Die Kältehilfe wächst und wächst – und die Menschen, die das Angebot in Anspruch nehmen, sind immer kränker. So lautet das Fazit der Direktorinnen von Caritas und Diakonie, Ulrike Kostka und Barbara Eschen, das sie am Donnerstag zum Abschluss der Saison zogen. „Auffällig sind die vielen psychiatrischen und Suchterkrankungen“, sagte Kostka. Zudem kämen immer mehr Rollstuhlfahrer in die Notschlafstätten. In diesem Winter seien es 35 gewesen, im vorigen 20. „Diese Gruppe gehört überhaupt nicht in die Kältehilfe“, so Kostka.
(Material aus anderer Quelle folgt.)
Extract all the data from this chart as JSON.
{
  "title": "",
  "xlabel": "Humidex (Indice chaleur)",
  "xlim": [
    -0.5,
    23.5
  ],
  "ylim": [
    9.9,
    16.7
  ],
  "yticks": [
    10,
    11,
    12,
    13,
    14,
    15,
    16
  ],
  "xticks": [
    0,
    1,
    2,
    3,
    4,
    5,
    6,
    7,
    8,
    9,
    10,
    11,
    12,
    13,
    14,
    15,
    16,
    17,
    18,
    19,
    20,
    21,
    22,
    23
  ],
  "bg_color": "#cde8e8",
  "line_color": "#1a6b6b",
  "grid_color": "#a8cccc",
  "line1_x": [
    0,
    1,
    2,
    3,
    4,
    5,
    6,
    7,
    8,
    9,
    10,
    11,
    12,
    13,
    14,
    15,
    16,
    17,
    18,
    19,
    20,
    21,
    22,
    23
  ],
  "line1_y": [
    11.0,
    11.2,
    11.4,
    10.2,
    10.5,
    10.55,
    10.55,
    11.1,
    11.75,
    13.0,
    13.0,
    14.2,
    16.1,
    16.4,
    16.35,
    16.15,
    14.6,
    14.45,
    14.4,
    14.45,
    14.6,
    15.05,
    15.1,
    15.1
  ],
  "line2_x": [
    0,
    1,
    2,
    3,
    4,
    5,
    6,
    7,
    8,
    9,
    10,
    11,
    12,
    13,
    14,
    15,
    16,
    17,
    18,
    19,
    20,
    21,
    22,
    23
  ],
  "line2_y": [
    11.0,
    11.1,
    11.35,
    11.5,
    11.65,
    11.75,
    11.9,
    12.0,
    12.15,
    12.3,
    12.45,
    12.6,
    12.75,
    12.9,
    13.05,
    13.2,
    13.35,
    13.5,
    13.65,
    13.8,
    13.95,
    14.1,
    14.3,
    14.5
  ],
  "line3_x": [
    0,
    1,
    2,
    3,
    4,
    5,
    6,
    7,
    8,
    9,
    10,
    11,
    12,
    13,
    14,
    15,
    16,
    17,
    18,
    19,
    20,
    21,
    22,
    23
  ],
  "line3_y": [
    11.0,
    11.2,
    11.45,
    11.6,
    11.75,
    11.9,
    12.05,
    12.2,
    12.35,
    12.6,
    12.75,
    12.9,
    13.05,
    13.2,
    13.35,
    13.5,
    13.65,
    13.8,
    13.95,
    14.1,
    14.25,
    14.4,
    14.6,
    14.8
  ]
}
Im 28. Jahr bieten Kirchengemeinden sowie Einrichtungen von Diakonie, Caritas, Stadtmission und Rotem Kreuz während der Winterzeit Übernachtungsplätze, Nachtcafés und Wärmebusse an. Diesen Winter gab es zum Start am 1. November 722 Notschlafplätze, Ende März waren es 1.264 – so viele wie noch nie.Erstmals in der Geschichte der Kältehilfe werden 500 Plätze noch bis Ende April offen gehalten. Kommenden Herbst soll das Angebot zudem schon am 1. Oktober beginnen.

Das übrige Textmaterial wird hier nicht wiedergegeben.